“Do we have typhoon-proof windows?”
I paused. Is that what they’re called? Typhoon-proof? Is that a thing? I leaned my head around the white concrete corner of my office to ask Whit.
The winds howled. The palm tree in our front yard leaned toward us, bowing after its surprise performance. The sea raged in the near distance, just down the hill. Whitecaps came one after the other. Unrelenting.
There’s a boat moored out there. A large sailboat. Look at it, I tell Whit, as we drink our black coffee, staring out at our first tropical storm in utter surprise and confusion over how to actually handle such a thing.
The kids are excited. School was cancelled.
We’re clueless. What should we do? I press send on the email to the landlord and call one of my new friends here.
“So, what do we do?”
Welcome to Saipan, she said.
In 2007, Whit and I took a risk and signed a one year contract at an elementary school in South Korea.
A whole decade of our lives we spent in that special place. We turned 30. Then 40. Birthed two children. Traveled to remote islands. Made amazing friends. Created communities around us. Started a running club. Joined another. Created a book club. Joined another. Went weekly to the bathhouse. Edited a national art magazine. Became vegetarians (sorta). Biked across the whole damn country..and back.
Korea will be a part of us. It’s in our blood and veins, pulsing red and spicy as fast as the KTX bullet train from Seoul to Busan.
It was with heavy hearts but a pull toward a new adventure and challenge that set us on a new path. To a new destination.
Whit got a job offer at an international school on a tiny island in the middle of the South Pacific. It looked absolutely dreamy. (It is.) We worried it would be too “American” or not offer enough of the fast and exciting culture that Korea set out on a platter for us every day.
That couldn’t be more wrong. Every place has its story to tell, its culture to share, its beaches, sunsets, and cliffs to inspire.
We are in awe every day of the natural beauty of this tiny island and the friendliness of the people here. It’s been called the “most beautiful place in America you’ve never heard of.” And we aim to share with you what we learn and experience so the next time Saipan comes up in conversation (lol), you’ll say, “oh, Saipan! I know it well!”

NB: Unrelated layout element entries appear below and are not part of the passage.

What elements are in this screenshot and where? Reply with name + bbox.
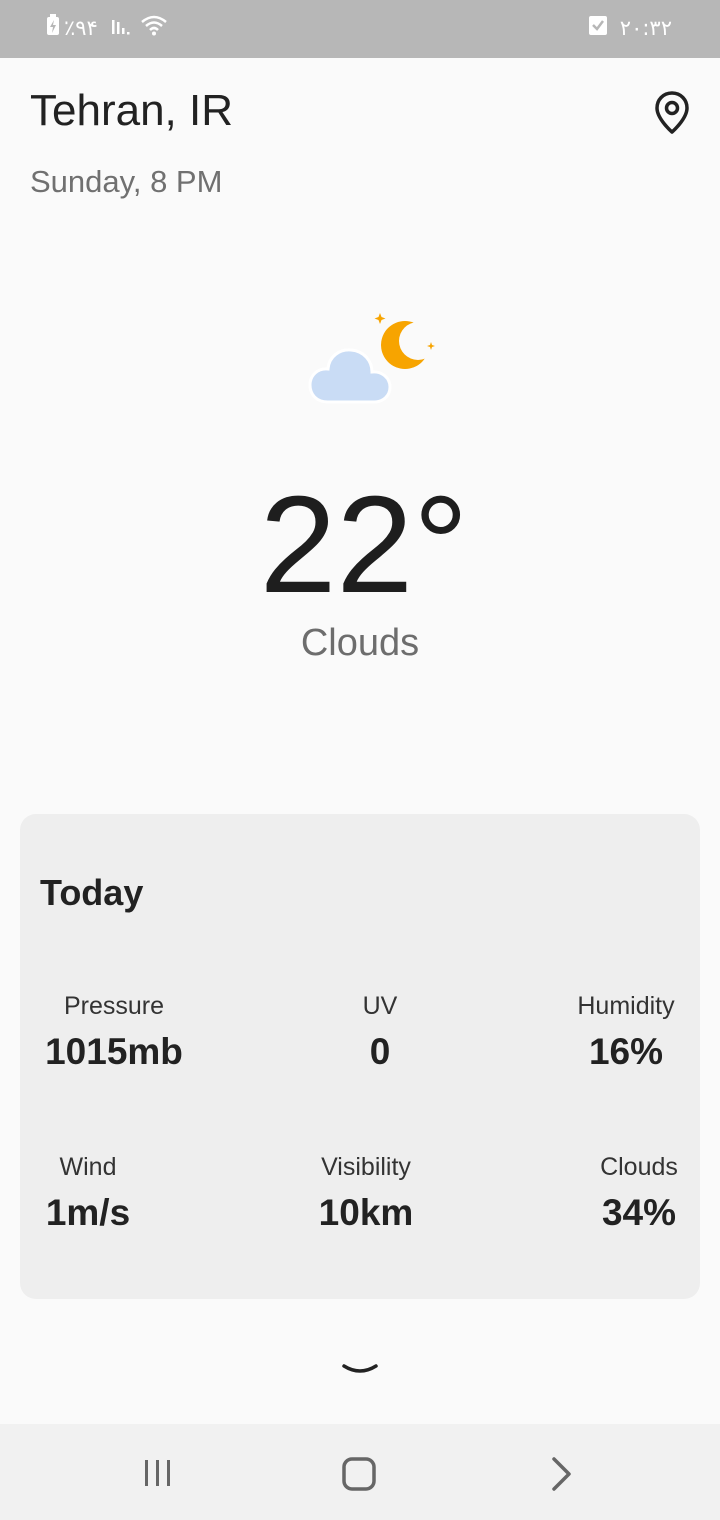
today-card: Today Pressure 1015mb UV 0 Humidity 16% … bbox=[20, 814, 700, 1299]
wind-value: 1m/s bbox=[45, 1192, 131, 1233]
clouds-metric: Clouds 34% bbox=[586, 1153, 692, 1234]
uv-value: 0 bbox=[369, 1031, 391, 1072]
wind-label: Wind bbox=[59, 1153, 117, 1181]
chevron-down-icon bbox=[342, 1364, 378, 1373]
uv-label: UV bbox=[362, 992, 398, 1020]
signal-icon bbox=[110, 14, 132, 42]
visibility-label: Visibility bbox=[321, 1153, 411, 1181]
pressure-label: Pressure bbox=[63, 992, 165, 1020]
cloud-moon-icon bbox=[300, 305, 450, 415]
status-right: ۲۰:۳۲ bbox=[588, 14, 672, 42]
uv-metric: UV 0 bbox=[330, 992, 430, 1073]
system-nav-bar bbox=[0, 1424, 720, 1520]
city-name: Tehran, IR bbox=[30, 86, 233, 135]
humidity-label: Humidity bbox=[577, 992, 675, 1020]
battery-percent: ٪۹۴ bbox=[64, 16, 98, 40]
humidity-value: 16% bbox=[588, 1031, 664, 1072]
status-time: ۲۰:۳۲ bbox=[619, 16, 672, 40]
status-left: ٪۹۴ bbox=[46, 14, 168, 42]
location-pin-icon bbox=[655, 91, 689, 134]
condition: Clouds bbox=[300, 622, 420, 664]
visibility-value: 10km bbox=[318, 1192, 414, 1233]
temperature: 22° bbox=[259, 468, 469, 622]
visibility-metric: Visibility 10km bbox=[306, 1153, 426, 1234]
home-icon bbox=[342, 1457, 376, 1491]
wind-metric: Wind 1m/s bbox=[40, 1153, 136, 1234]
back-button[interactable] bbox=[548, 1456, 576, 1492]
today-title: Today bbox=[40, 872, 144, 913]
home-button[interactable] bbox=[340, 1456, 378, 1492]
checklist-notification-icon bbox=[588, 14, 608, 42]
pressure-metric: Pressure 1015mb bbox=[40, 992, 188, 1073]
battery-charging-icon bbox=[46, 14, 60, 42]
recent-apps-icon bbox=[145, 1460, 170, 1486]
expand-chevron-button[interactable] bbox=[340, 1360, 380, 1380]
wifi-icon bbox=[140, 14, 168, 42]
clouds-label: Clouds bbox=[600, 1153, 678, 1181]
pressure-value: 1015mb bbox=[45, 1031, 183, 1072]
humidity-metric: Humidity 16% bbox=[560, 992, 692, 1073]
date-time: Sunday, 8 PM bbox=[30, 164, 223, 199]
back-arrow-icon bbox=[552, 1457, 571, 1491]
recent-apps-button[interactable] bbox=[140, 1458, 176, 1488]
clouds-value: 34% bbox=[601, 1192, 677, 1233]
location-button[interactable] bbox=[652, 90, 692, 136]
status-bar: ٪۹۴ ۲۰:۳۲ bbox=[0, 0, 720, 58]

Don’t worry, my friend tells me about the typhoon. No. 1 – it doesn’t look too bad..and No. 2 – you’re in one of the best spots on the island. (We are so lucky, actually.)
My best childhood memories are during storms, she told me, laughing. The best moments, she said, were those times with my family in the dark, playing cards, eating snacks, laughing, waiting for the storm to blow over.
And that’s what we did. We made typhoon cupcakes, built forts, opened the windows, felt the breeze, and watched the palms bend back and forth.
The windows were fine. And we are too.